Die Ampel-Bundesregierung hat weder die Kraft für eine echte Wende in der Asyl- und Migrationspolitik noch für die dringendsten und notwendigsten Änderungen der Sicherheitsgesetze. Sie ist intern heillos zerstritten und kann sich nicht auf wirksame Maßnahmen einigen. Stattdessen verliert sie sich in größtenteils kosmetischen Änderungen des Waffenrechts, die keinen Anschlag verhindern werden.
Die notwendigen Maßnahmen sowohl in der Asyl- und Migrationspolitik als auch in der inneren Sicherheit sind lange bekannt. Wir haben sie bereits in der vergangenen Sitzungswoche und in dieser Woche erneut als Antrag in den Deutschen Bundestag eingebracht. Wir erneuern unsere Forderung nach einer konsequenten Zurückweisung an der Grenze, um die massenhafte illegale Einreise nach Deutschland zu beenden. Darüber hinaus fordern wir eine umfassende Stärkung der Sicherheitsbehörden für den wirksamen Schutz der Bevölkerung. Unsere Sicherheitsbehörden brauchen endlich die Befugnisse, die im 21. Jahrhundert zur Bekämpfung und Verhinderung von Verbrechen notwendig sind.

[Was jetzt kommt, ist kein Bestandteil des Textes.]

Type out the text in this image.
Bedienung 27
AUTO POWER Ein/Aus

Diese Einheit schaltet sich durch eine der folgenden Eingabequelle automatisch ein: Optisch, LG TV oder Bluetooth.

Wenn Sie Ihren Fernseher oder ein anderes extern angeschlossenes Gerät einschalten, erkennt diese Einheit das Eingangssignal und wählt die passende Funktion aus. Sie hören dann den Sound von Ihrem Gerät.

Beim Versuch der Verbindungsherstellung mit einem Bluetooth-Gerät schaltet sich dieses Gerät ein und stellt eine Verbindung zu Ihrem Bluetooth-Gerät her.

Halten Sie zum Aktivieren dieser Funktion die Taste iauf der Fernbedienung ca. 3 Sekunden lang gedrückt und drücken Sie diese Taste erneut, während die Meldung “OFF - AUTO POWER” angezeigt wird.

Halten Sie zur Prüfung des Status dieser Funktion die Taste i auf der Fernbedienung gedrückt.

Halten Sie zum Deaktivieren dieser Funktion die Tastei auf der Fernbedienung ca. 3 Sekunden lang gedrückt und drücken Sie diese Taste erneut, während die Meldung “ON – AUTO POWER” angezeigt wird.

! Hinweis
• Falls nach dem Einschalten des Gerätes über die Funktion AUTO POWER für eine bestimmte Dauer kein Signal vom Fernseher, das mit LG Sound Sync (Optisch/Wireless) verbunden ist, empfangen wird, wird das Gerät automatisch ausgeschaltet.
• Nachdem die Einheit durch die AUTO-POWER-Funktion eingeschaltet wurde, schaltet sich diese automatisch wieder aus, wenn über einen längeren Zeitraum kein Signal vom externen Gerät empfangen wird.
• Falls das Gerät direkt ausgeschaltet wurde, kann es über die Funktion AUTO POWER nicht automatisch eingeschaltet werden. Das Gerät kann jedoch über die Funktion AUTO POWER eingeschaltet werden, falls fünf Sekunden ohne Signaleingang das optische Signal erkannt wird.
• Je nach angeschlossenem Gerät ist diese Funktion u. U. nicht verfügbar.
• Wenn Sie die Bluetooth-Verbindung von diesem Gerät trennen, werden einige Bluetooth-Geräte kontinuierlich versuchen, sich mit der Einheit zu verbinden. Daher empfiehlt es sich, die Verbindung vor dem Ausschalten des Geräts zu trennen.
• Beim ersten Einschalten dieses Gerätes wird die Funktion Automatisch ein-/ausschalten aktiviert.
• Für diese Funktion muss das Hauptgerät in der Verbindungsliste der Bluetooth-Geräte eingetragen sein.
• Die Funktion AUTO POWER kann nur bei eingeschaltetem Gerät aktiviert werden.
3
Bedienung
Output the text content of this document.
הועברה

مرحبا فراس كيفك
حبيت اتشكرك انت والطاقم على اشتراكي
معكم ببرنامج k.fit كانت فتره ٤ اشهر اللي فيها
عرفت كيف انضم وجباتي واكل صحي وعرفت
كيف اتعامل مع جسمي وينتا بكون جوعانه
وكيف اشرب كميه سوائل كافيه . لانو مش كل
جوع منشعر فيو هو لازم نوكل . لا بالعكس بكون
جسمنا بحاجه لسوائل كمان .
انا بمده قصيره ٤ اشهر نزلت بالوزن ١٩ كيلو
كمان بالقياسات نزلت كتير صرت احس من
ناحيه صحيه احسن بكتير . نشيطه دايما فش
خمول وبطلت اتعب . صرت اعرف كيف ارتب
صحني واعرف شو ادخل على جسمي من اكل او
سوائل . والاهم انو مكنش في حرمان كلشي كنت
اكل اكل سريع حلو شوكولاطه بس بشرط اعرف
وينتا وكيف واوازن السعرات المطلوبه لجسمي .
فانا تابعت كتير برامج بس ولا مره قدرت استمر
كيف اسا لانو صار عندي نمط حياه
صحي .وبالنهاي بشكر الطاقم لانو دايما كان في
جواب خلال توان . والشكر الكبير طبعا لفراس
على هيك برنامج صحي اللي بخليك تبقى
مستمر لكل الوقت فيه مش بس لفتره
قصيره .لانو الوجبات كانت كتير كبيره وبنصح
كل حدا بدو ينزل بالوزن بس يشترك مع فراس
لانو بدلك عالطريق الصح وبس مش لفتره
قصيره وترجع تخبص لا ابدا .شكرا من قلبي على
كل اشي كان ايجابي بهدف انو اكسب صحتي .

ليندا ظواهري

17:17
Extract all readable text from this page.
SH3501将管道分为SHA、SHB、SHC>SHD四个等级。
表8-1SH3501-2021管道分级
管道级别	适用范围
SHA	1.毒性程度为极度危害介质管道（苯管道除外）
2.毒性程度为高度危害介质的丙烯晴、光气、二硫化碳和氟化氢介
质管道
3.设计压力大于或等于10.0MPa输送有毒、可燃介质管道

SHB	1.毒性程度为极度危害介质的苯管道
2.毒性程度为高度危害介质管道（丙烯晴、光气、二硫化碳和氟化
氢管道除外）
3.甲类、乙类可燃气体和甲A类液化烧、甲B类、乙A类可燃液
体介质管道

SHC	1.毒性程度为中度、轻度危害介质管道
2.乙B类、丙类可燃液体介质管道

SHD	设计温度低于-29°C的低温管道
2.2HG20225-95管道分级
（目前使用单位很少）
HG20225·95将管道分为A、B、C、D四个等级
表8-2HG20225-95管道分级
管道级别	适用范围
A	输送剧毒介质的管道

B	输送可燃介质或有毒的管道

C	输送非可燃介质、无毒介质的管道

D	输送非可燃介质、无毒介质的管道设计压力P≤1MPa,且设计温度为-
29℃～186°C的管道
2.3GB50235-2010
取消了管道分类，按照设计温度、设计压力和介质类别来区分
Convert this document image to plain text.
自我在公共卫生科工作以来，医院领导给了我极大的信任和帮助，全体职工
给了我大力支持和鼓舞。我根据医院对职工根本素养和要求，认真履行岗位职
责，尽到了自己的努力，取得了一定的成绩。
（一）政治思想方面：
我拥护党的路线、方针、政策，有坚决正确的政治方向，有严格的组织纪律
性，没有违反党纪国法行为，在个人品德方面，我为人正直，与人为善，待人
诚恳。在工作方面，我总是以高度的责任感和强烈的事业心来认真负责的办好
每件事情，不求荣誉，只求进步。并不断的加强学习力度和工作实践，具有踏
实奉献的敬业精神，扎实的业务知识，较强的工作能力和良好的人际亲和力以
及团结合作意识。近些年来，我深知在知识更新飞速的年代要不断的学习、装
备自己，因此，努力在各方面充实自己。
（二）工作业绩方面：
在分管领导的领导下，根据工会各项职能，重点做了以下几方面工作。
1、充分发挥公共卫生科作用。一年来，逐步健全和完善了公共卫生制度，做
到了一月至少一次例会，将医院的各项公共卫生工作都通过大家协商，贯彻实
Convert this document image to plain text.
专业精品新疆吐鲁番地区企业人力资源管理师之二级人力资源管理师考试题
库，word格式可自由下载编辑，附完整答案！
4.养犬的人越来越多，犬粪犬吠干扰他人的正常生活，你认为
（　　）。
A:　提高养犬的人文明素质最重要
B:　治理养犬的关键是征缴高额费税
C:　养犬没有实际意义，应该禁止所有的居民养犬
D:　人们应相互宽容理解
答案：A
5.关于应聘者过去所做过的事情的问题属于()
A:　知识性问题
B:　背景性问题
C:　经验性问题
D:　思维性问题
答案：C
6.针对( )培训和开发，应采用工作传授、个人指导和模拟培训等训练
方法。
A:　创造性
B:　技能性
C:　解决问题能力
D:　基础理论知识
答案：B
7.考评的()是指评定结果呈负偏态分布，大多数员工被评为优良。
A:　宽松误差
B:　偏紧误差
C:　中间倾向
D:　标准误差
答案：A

Aktuelle Stunde: „Aufklärung der Vorgänge um den Verkauf der Commerzbank-Anteile des Bundes“.
Im Zuge der Finanzkrise hat der Bund in den Jahren 2008 und 2009 die Commerzbank mit mehr als 18 Milliarden Euro gestützt und einen Anteil von 25 Prozent an der Bank übernommen. Die Bank hat bis heute gut 13 Milliarden Euro an den Bund zurückgezahlt. An den Kapitalerhöhungen in den letzten Jahren hat der Bund nicht teilgenommen. Dadurch ist sein Anteil auf 16,5 Prozent gesunken.
Anfang September hat der Bund einen Anteil von 4,5 Prozent am Markt angeboten. Anders als offenbar vorgesehen, haben nicht mehrere Investoren den Zuschlag erhalten, sondern allein die italienische Großbank UniCredit. Die Bundesregierung wurde nach eigenem Bekunden vom Angebot der UniCredit überrascht und hat offenbar auch nicht bemerkt, dass die Bank zeitgleich über den Markt weitere 4,5 Prozent erworben hat.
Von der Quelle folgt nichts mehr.